Les consignes dictées par les autorités de santé publique s’ajouteront à la liste de règles que les enseignants devront faire respecter dans les «mini-sociétés» que sont les écoles.
Les consignes dictées par les autorités de santé publique s’ajouteront à la liste de règles que les enseignants devront faire respecter dans les «mini-sociétés» que sont les écoles.

Une année scolaire « pas comme les autres »

Justine Mercier
Justine Mercier
Le Droit
Les consignes dictées par les autorités de santé publique s’ajouteront à la liste de règles que les enseignants devront faire respecter dans les «mini-sociétés» que sont les écoles. Le Syndicat de l’enseignement de l’Outaouais (SEO) est toutefois bien conscient que malgré toutes les mesures en place, des éclosions de COVID-19 pourraient survenir dans certains milieux scolaires.

La présidente du SEO, Suzanne Tremblay, souligne que les enseignants sont déjà habitués à intervenir auprès de leurs élèves pour assurer le respect des consignes qui sont normalement en vigueur entre les murs des écoles, de concert avec les autres membres du personnel et les directions.

«Le rôle des enseignants et des enseignantes, c’est d’éduquer des gens, rappelle-t-elle. Des règles, dans une école, on a toujours à faire appliquer, alors les règles de santé publique viennent s’ajouter à ce qu’on fait déjà.»

Les enseignants devront entre autres apprendre aux enfants les différentes consignes de distanciation physique. Au sein d’une même classe, les enfants devront garder une distance de deux mètres avec leur enseignant, mais pourront côtoyer leurs camarades sans se soucier de la distance, puisque leur groupe sera considéré comme une «bulle». En présence d’élèves d’un autre groupe, un enfant devra toutefois garder une distance d’un mètre.

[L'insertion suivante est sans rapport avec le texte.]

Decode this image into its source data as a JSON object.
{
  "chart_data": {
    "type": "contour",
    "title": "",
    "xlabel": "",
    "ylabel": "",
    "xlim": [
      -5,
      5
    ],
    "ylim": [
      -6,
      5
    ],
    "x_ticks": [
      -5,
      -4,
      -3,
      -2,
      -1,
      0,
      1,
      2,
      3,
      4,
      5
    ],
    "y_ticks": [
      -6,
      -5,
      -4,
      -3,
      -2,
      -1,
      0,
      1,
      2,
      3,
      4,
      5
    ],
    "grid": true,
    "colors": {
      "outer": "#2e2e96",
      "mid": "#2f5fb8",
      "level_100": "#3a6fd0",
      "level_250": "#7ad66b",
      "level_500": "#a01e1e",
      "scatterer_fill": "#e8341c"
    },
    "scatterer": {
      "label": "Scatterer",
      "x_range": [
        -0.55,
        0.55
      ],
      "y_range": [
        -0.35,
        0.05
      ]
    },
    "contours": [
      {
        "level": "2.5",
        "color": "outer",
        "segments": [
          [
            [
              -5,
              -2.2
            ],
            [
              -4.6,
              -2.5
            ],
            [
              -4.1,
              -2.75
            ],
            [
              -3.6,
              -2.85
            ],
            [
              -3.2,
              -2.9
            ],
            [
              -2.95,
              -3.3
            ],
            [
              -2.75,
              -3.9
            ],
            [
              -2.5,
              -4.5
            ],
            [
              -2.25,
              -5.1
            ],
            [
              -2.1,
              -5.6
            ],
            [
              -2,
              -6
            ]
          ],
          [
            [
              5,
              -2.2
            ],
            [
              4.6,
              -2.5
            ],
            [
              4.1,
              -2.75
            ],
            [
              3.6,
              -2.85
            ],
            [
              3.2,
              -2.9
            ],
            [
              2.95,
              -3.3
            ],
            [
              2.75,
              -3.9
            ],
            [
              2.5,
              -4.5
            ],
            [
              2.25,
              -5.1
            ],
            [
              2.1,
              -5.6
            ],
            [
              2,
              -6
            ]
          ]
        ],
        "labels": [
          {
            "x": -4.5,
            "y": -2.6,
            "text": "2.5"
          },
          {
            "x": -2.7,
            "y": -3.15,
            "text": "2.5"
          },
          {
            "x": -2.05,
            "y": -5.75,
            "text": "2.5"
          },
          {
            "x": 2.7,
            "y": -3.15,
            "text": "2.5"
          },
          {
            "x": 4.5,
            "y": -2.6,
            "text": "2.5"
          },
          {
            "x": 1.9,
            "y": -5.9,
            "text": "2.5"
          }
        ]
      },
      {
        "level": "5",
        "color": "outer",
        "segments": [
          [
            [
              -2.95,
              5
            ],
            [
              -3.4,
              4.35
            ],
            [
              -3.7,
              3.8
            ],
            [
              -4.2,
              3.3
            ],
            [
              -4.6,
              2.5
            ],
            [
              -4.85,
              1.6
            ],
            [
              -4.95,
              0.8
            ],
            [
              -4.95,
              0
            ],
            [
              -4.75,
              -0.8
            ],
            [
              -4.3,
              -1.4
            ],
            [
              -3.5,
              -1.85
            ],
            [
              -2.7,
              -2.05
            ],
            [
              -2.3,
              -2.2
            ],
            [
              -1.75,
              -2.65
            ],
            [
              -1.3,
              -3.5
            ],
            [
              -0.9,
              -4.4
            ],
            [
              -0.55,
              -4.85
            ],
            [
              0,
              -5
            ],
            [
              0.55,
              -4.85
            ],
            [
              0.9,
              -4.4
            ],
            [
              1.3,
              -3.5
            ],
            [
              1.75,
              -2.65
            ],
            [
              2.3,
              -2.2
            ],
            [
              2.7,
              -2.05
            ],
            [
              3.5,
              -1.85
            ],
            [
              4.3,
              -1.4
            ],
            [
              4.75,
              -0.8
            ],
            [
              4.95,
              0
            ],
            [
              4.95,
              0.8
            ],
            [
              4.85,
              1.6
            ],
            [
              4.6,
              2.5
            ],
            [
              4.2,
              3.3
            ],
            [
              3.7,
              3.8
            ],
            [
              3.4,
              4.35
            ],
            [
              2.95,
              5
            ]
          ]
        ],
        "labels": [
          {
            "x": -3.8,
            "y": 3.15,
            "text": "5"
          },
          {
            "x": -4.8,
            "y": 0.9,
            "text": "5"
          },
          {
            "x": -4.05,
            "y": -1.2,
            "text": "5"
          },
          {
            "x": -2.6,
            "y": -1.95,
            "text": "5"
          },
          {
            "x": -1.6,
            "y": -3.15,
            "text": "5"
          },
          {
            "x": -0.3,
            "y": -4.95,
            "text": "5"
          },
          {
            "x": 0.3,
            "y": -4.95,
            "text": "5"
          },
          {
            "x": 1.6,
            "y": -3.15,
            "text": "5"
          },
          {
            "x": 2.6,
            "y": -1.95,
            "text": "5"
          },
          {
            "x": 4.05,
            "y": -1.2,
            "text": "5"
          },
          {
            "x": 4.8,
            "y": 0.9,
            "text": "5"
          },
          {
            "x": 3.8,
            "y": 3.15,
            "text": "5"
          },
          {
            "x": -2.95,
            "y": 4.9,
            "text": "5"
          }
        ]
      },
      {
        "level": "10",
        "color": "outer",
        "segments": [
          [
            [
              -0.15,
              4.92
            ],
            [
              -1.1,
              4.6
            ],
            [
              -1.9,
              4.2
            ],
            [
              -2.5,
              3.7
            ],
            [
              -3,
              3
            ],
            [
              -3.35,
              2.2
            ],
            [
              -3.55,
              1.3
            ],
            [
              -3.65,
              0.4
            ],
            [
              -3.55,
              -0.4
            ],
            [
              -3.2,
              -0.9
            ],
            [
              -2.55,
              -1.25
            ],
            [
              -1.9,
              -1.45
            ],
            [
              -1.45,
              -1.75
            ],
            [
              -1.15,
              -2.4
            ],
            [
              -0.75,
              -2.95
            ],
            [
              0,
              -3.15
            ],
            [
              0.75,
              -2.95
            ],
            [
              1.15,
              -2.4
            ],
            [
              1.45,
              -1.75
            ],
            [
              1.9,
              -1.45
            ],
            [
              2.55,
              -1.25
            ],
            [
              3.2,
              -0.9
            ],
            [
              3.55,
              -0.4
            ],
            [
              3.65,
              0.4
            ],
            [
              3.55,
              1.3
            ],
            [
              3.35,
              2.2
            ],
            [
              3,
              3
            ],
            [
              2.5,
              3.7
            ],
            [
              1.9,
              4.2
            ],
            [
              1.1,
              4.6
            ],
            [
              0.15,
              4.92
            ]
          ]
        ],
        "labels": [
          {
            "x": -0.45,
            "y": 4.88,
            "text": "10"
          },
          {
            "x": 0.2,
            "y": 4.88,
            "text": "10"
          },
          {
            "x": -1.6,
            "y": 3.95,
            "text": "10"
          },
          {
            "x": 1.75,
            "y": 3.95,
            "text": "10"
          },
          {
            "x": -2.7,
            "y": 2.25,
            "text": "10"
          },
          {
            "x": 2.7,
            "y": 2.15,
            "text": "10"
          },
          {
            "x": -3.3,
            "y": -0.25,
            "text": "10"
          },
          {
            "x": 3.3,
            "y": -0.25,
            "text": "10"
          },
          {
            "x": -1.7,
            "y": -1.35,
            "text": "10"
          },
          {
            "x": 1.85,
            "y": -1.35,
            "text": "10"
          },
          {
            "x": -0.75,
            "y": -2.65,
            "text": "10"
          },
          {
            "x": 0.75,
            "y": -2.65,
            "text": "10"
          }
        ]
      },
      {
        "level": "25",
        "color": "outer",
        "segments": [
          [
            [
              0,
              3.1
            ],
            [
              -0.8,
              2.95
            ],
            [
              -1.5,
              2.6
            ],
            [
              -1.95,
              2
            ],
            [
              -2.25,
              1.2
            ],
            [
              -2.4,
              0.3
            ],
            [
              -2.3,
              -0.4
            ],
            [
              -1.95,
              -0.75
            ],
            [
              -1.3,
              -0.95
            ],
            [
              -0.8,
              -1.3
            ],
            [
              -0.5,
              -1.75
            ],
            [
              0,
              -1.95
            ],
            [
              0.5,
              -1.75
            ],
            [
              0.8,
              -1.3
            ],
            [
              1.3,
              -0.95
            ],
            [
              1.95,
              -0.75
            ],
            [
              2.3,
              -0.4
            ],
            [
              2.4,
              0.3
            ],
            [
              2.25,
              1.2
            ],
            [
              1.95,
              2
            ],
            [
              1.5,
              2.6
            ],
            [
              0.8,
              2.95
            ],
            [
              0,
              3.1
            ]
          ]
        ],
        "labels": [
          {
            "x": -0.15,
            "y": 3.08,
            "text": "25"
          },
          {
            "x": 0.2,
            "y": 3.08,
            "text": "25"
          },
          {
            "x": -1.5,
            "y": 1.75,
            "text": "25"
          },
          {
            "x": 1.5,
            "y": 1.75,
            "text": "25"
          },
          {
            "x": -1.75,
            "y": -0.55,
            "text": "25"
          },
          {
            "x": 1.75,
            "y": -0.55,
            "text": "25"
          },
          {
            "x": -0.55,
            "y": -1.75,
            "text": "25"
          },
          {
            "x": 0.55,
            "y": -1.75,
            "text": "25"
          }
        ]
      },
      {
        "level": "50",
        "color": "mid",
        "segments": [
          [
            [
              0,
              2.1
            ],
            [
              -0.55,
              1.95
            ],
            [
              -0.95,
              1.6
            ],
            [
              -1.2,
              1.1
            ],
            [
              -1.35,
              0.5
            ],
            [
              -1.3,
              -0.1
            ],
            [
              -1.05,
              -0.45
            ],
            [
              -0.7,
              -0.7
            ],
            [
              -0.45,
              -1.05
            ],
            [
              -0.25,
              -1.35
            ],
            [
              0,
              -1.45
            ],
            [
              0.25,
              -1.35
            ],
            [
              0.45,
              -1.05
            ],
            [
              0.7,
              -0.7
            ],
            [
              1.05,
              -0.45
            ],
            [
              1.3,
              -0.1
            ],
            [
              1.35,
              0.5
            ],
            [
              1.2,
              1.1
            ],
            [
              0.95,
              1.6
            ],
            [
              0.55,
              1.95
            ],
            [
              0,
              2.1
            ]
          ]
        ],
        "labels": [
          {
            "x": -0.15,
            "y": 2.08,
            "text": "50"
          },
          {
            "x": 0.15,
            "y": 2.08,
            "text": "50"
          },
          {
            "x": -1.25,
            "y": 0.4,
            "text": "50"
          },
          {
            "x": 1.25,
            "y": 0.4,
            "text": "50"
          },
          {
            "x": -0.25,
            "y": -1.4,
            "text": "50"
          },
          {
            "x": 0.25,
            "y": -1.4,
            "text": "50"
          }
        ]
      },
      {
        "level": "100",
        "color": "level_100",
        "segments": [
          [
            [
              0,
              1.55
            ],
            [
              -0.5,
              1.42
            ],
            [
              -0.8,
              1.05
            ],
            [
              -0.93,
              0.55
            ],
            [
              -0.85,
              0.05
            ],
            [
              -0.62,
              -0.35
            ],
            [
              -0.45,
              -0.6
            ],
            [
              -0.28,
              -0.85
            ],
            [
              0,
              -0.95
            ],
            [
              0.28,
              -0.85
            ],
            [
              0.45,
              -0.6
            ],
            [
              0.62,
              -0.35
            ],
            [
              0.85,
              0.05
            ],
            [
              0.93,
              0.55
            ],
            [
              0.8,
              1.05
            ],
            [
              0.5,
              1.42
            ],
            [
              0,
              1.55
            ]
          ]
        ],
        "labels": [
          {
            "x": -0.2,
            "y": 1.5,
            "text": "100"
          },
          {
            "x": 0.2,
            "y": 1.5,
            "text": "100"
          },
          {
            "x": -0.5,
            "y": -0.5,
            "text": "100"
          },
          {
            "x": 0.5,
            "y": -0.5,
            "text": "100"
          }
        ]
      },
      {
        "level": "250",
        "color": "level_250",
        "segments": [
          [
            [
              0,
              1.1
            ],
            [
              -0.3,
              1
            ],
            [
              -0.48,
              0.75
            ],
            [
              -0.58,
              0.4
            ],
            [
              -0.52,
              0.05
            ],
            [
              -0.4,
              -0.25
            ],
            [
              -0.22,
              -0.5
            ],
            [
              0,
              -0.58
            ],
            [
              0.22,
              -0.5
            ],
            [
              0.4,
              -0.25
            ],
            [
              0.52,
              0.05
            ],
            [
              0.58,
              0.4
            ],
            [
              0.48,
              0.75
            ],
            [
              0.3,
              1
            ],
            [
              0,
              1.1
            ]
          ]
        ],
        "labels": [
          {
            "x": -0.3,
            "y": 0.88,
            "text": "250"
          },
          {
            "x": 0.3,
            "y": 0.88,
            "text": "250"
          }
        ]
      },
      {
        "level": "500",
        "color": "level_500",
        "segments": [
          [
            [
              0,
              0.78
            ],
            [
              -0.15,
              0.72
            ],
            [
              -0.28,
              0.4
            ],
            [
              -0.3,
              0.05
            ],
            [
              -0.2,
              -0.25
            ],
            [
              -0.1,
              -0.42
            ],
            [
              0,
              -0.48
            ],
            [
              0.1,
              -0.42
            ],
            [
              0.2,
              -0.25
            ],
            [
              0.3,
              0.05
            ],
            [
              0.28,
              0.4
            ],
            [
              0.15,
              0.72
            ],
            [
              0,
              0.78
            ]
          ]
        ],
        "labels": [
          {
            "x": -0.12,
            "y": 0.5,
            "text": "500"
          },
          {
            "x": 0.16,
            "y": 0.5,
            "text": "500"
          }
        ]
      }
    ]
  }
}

Les plus grands – dès la 5e année du primaire – devront aussi porter un couvre-visage lors de leurs déplacements en dehors de leur salle de classe.

«On fonctionne dans une mini-société dans une école et il y a des règles à suivre, illustre la présidente du SEO. Là, il y en aura un peu plus, et elles sont très importantes pour se protéger et protéger les autres. […] C’est de l’éducation et c’est sûr qu’il va falloir intervenir, parce que les jeunes vont peut-être oublier de remettre ou de bien placer leur masque, note Mme Tremblay. C’est sûr qu’il va y avoir des interventions, mais je pense que les professeurs ont été bien informés des consignes et on va voir à leur application.»

La présidente du SEO, Suzanne Tremblay

Stress

L’année scolaire 2020-2021 ne sera de toute évidence «pas comme les autres». «Cette rentrée-là se passe dans un contexte de pandémie et c’est sûr qu’on a des inquiétudes et que certains sont anxieux, a fait savoir Mme Tremblay. Mais présentement, on met en place tout ce qu’il faut pour assurer la sécurité de tous et on veut que les élèves se sentent bien dans nos classes. On veut passer une belle année scolaire, mais on sait très bien qu’on n’est pas à l’abri d’éclosions qui pourraient survenir dans une classe ou dans une école.»

Les enseignants sont aussi bien conscients que malgré les bulles créées à l’école, «les jeunes se côtoient dans d’autres sphères» et qu’ils peuvent ainsi être en contact, ailleurs, avec des amis qui ne sont pas dans leur groupe. Mais «chacune des sphères a d’autres règles» à suivre en raison de la pandémie, souligne Mme Tremblay.

En cas d’éclosion, des classes ou des écoles pourraient devoir fermer temporairement pour tenter de freiner la propagation du virus. Dans un tel cas, l’enseignement à distance devra être organisé rapidement. «On sait qu’on doit se préparer à ça, on est en train de parler de ces plans-là», assure la présidente du SEO.